Extrait de l’article
L’architecture française a la réputation d’avoir toujours privilégié la mise en œuvre de matériaux laissés dans leur état naturel. Ainsi, la pierre ou la brique, comme l’ardoise ou la tuile, semblent avoir gouverné à elles seules la polychromie extérieure des bâtiments anciens, en cantonnant la peinture au rôle mineur de protection des ferrures ou des menuiseries. Il est certain que cette définition correspond à quelques monuments de l’époque classique, et en particulier aux églises construites par Jules Hardouin-Mansart, dont les parements de pierre furent soumis à une réalisation très minutieuse, destinée à mettre en valeur le matériau lui-même. Toutefois, ces exemples relativement rares ne peuvent permettre une généralisation, et une meilleure connaissance des monuments impose de constater que, dès leur construction, de nombreux ouvrages élevés aux xvie, xviie et xviiie siècles firent l’objet de finitions de surface et de peintures parfois fortement colorées, qui leur donnèrent l’aspect réellement souhaité par leurs concepteurs.
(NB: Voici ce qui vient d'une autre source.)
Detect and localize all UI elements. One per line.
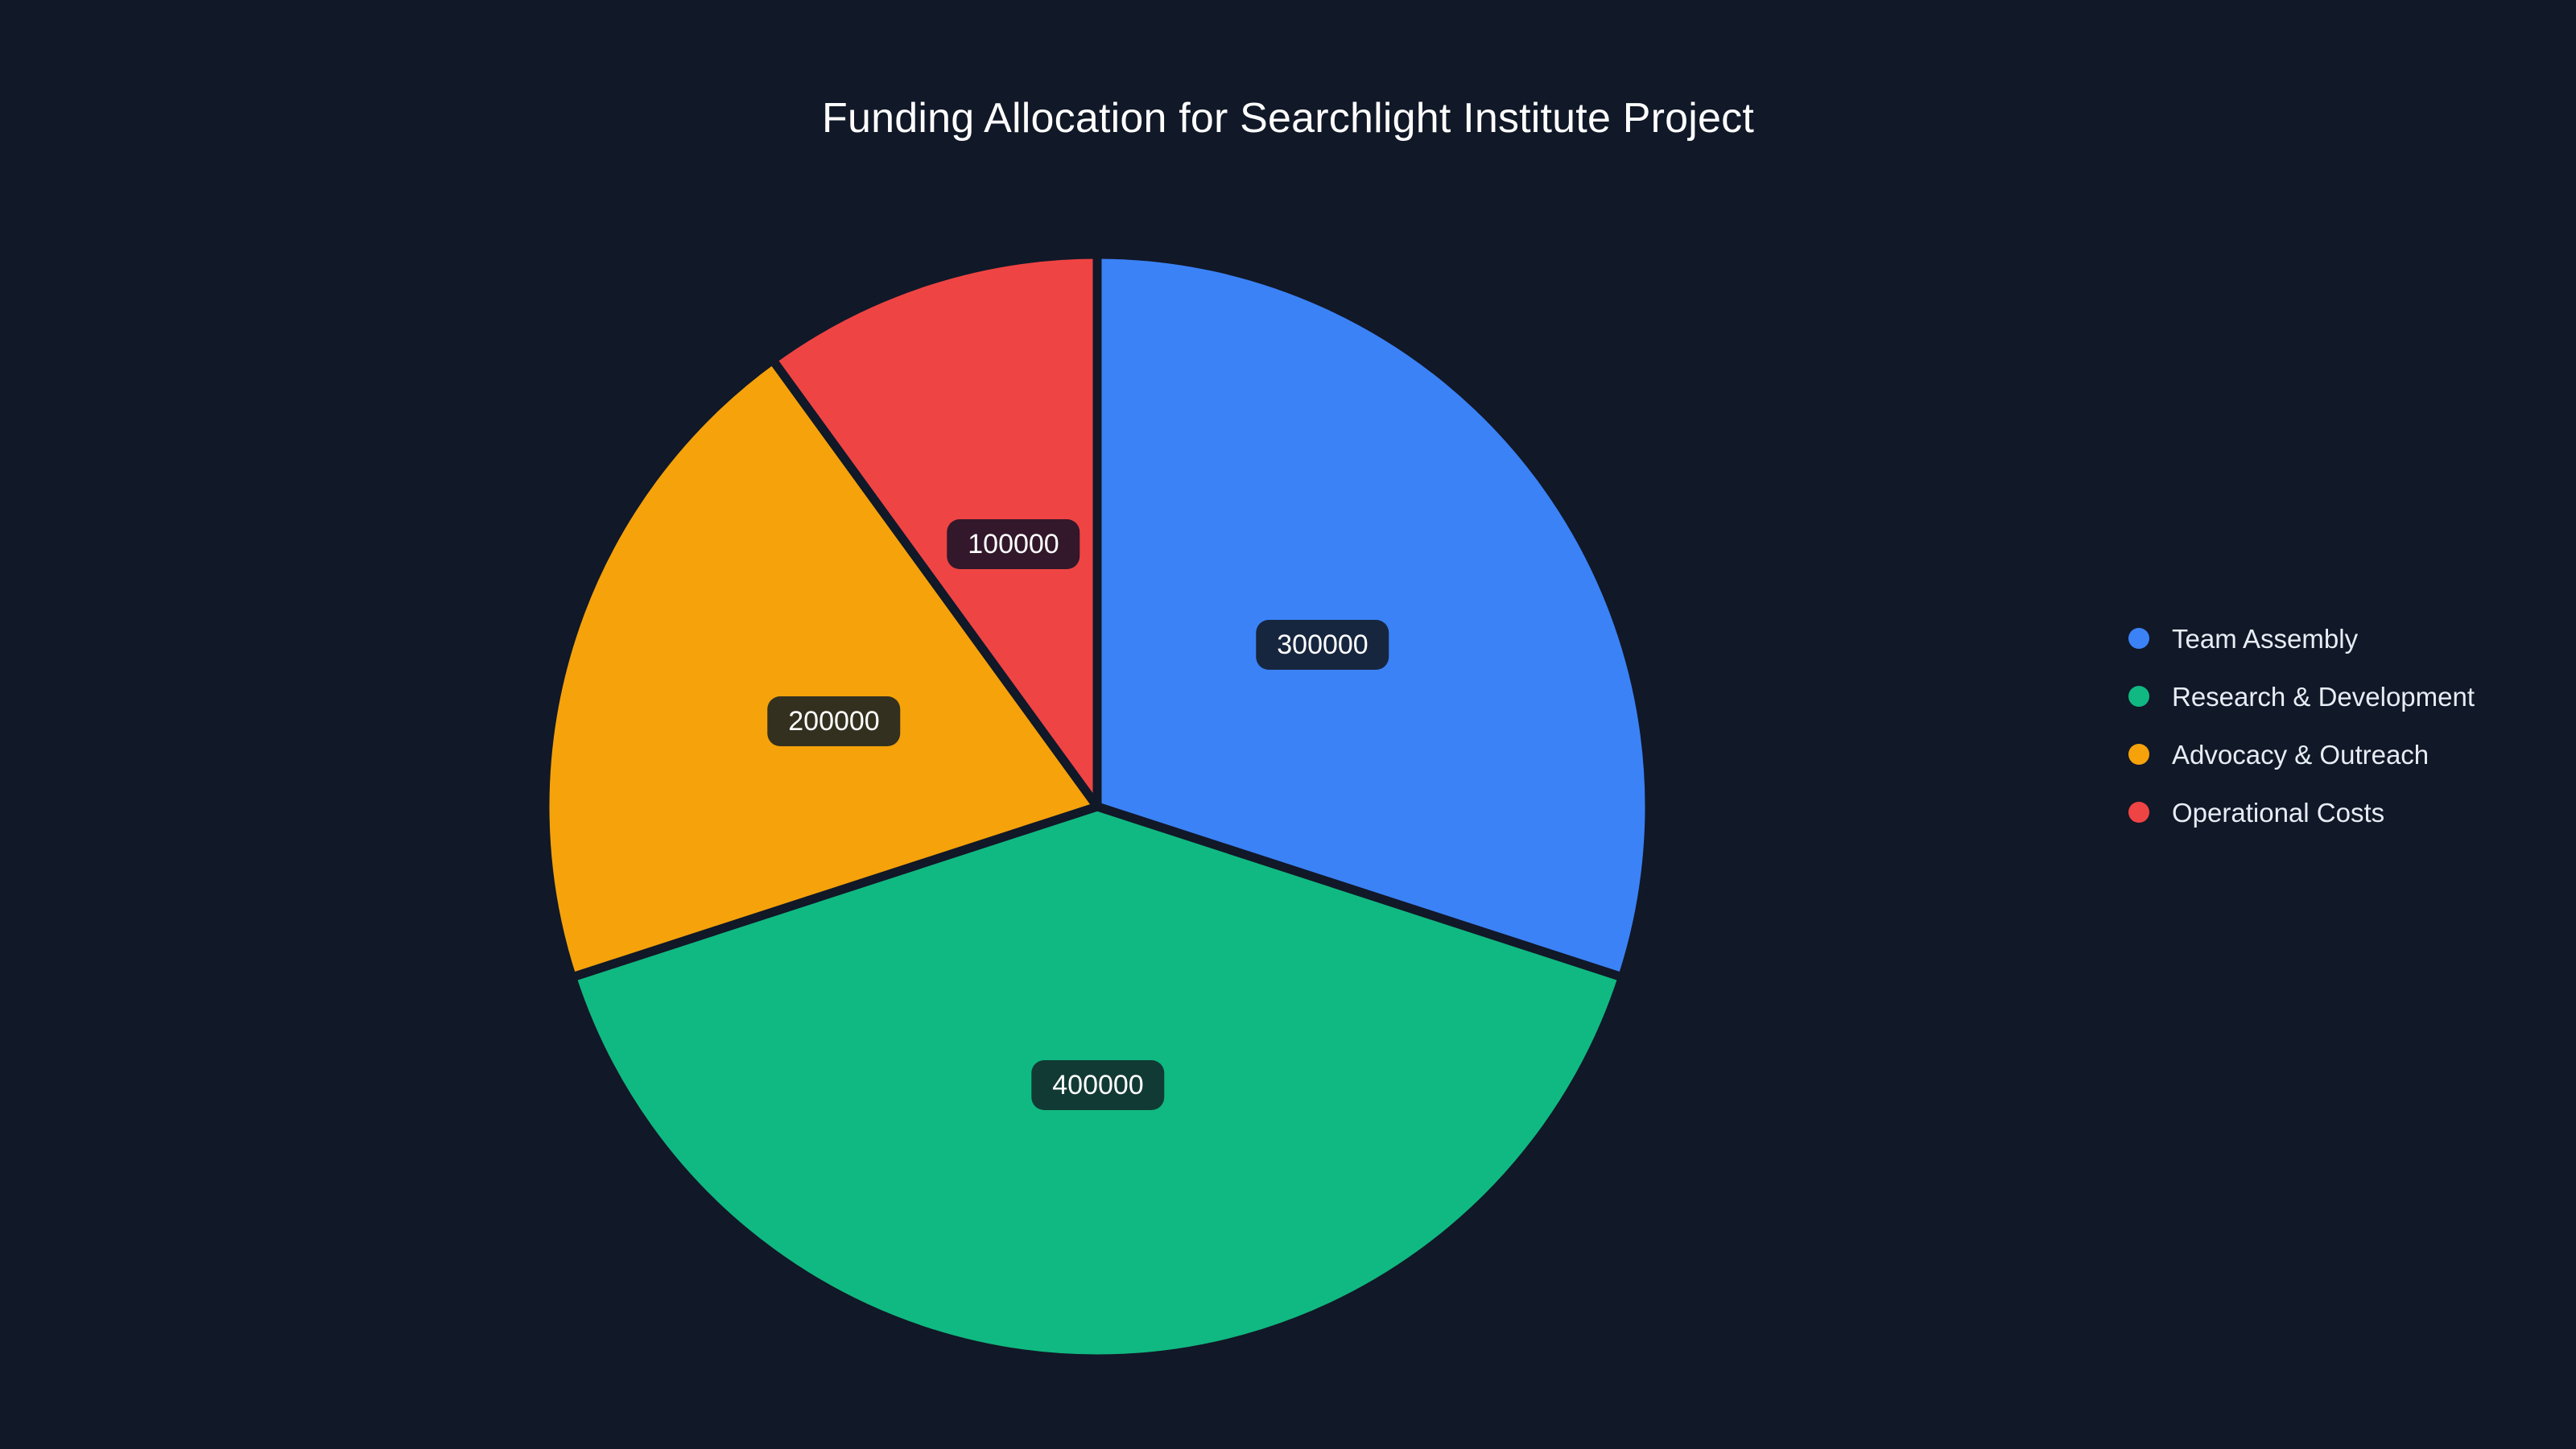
chart-canvas: Funding Allocation for Searchlight Insti… [0,0,2576,1449]
pie-slice-value-label: 100000 [947,519,1080,569]
chart-legend: Team AssemblyResearch & DevelopmentAdvoc… [2128,609,2475,841]
pie-slice-value-label: 400000 [1031,1060,1164,1110]
legend-item-label: Team Assembly [2172,625,2358,652]
legend-item[interactable]: Operational Costs [2128,783,2475,841]
legend-swatch-circle-icon [2128,686,2149,707]
legend-item-label: Advocacy & Outreach [2172,741,2429,768]
legend-item[interactable]: Advocacy & Outreach [2128,725,2475,783]
legend-swatch-circle-icon [2128,744,2149,765]
legend-item-label: Research & Development [2172,683,2475,710]
legend-item[interactable]: Research & Development [2128,667,2475,725]
legend-swatch-circle-icon [2128,628,2149,649]
legend-item[interactable]: Team Assembly [2128,609,2475,667]
legend-item-label: Operational Costs [2172,799,2384,826]
legend-swatch-circle-icon [2128,802,2149,823]
pie-slice-value-label: 300000 [1256,620,1389,670]
pie-slice-value-label: 200000 [767,696,900,746]
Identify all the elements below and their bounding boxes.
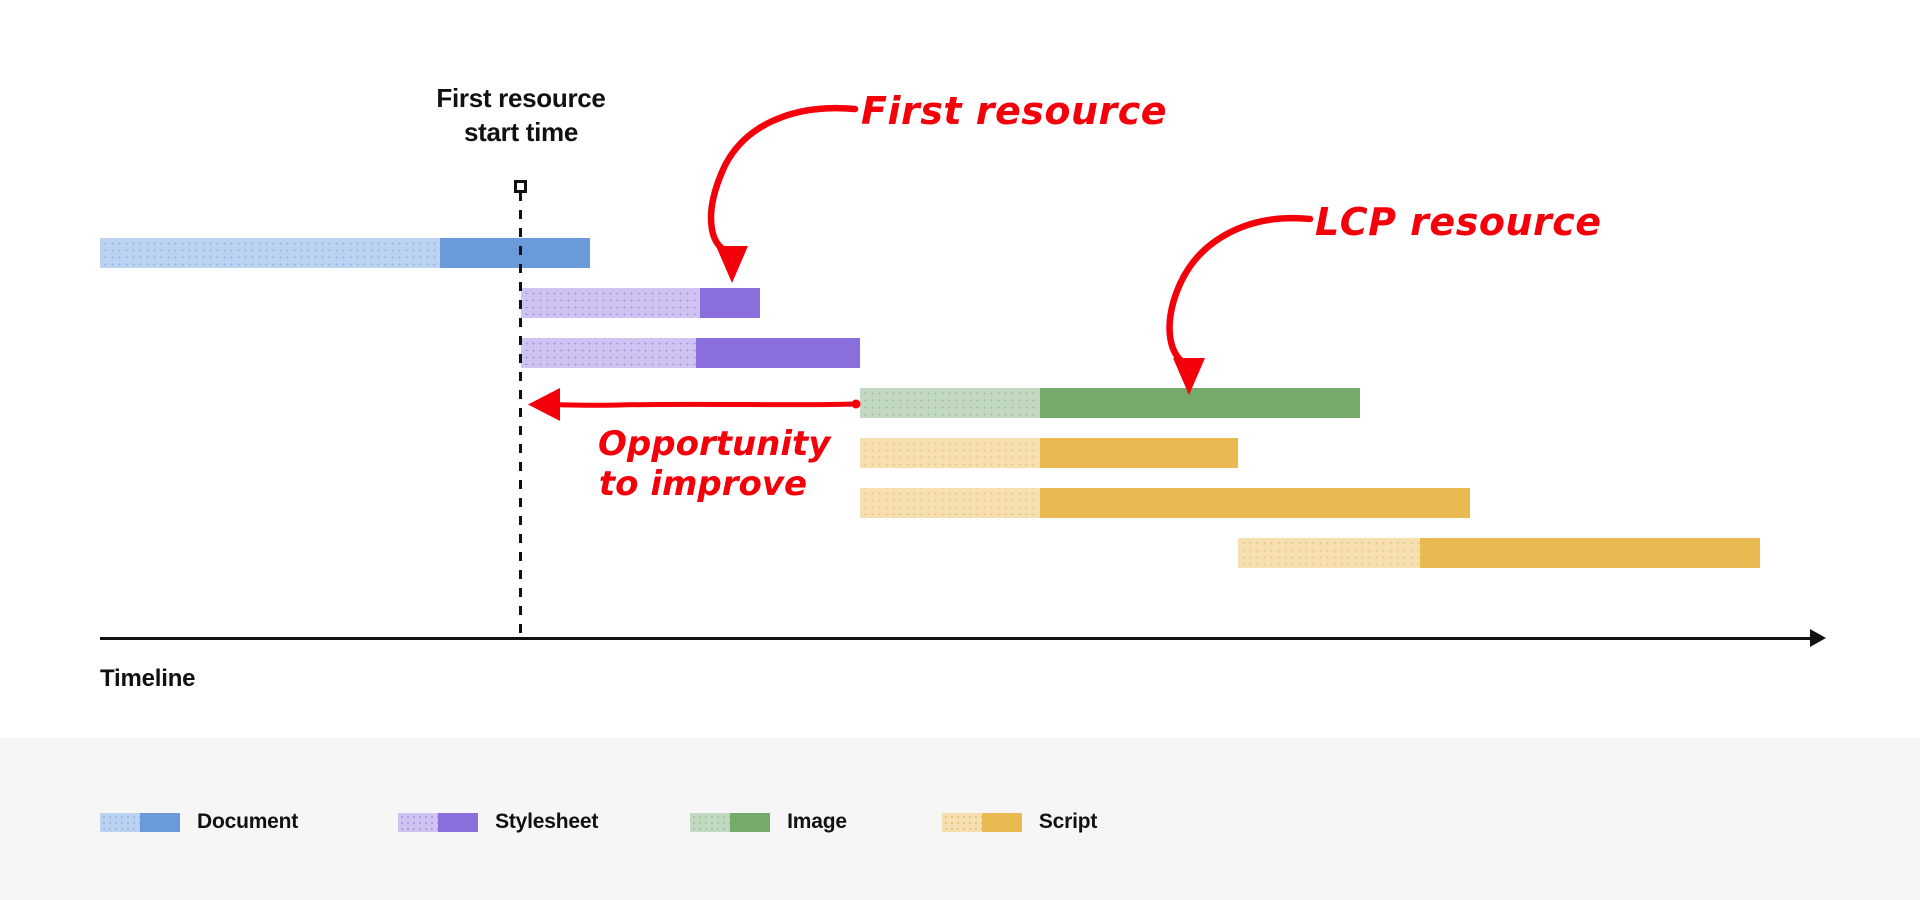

Dans cette approche plus nuancée, il faut se souvenir tout d’abord que l’architecture médiévale française était couramment peinte, et que ce décor n’enrichissait pas seulement les façades à pans de bois et les portails des cathédrales. À Provins, le dégagement récent d’une baie d’une des principales maisons du xiiie siècle de la ville, celle du banquier Renier Accorre1, a montré que ses tableaux étaient originellement peints d’un faux appareil jaune à joints rouges et blancs.